Somebody once said that we all become photographs and as I sorted through ours I could see that Ma didn’t really like sailing. There she was wrapped up in her sheepskin waistcoat, large baggy trousers tucked into woollen socks and a headscarf
tied over her hair. The sunglasses were more a symbol of optimism than a necessity and it was Pa who was smiling, not her. But she would suffer the chill winds and the estuary seas because her husband loved it. My sister and I, trussed up in lifejackets, thought we were enjoying it. Much later on I realised I was.

Yet for all her antipathy to yachting she was alert to potential hazards afloat. Before they were married, one rough day in the estuary, it was Mother who first spotted a buoy in the way of Father’s deeply-reefed dayboat and shoved the helm over just in time.

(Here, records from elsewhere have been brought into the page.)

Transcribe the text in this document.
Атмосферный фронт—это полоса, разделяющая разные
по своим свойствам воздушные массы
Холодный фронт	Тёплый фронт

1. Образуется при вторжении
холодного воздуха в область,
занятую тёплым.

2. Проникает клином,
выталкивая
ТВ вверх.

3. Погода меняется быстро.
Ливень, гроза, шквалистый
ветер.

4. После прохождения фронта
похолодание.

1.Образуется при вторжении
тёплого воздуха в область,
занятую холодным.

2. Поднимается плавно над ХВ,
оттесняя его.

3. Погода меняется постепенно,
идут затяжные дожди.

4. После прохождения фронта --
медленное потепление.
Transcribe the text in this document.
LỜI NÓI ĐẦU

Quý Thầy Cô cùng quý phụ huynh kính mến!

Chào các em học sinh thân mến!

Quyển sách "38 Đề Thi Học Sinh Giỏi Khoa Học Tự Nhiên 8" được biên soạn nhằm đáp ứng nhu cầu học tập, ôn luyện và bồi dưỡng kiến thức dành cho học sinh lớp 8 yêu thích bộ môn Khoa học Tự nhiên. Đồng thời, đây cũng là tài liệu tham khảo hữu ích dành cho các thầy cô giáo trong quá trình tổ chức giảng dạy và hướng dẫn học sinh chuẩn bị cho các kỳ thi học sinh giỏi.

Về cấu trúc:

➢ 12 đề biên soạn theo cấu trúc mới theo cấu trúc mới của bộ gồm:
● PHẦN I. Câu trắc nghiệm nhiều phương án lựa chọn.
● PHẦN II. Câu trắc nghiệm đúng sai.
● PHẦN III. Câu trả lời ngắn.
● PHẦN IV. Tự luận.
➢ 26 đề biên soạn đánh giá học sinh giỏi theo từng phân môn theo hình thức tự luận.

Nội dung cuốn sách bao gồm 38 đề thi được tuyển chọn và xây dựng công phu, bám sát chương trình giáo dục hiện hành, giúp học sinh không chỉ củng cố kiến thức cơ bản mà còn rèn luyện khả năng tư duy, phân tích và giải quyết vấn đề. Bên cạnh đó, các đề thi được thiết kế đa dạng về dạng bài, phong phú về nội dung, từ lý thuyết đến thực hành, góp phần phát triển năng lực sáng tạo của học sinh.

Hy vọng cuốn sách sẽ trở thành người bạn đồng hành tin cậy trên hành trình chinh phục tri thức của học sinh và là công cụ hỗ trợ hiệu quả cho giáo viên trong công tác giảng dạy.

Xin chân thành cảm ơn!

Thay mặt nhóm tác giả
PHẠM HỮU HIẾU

She also held sailors in high regard. Once, when walking along the esplanade at Burnham-on-Crouch with her retired father-in-law, Captain Richard Stephens Durham OBE, who had been a Cape Horner as a boy, a bustling yachtsman pushed past, jolting his arm.

Ma turned to the old shellback and said, ‘You should have a notice hanging round your neck saying ‘This is a real sailor.’

These days I sail a 26ft gaff cutter, but I will never forget my first ship. Nancy Isabel Durham, rest in peace.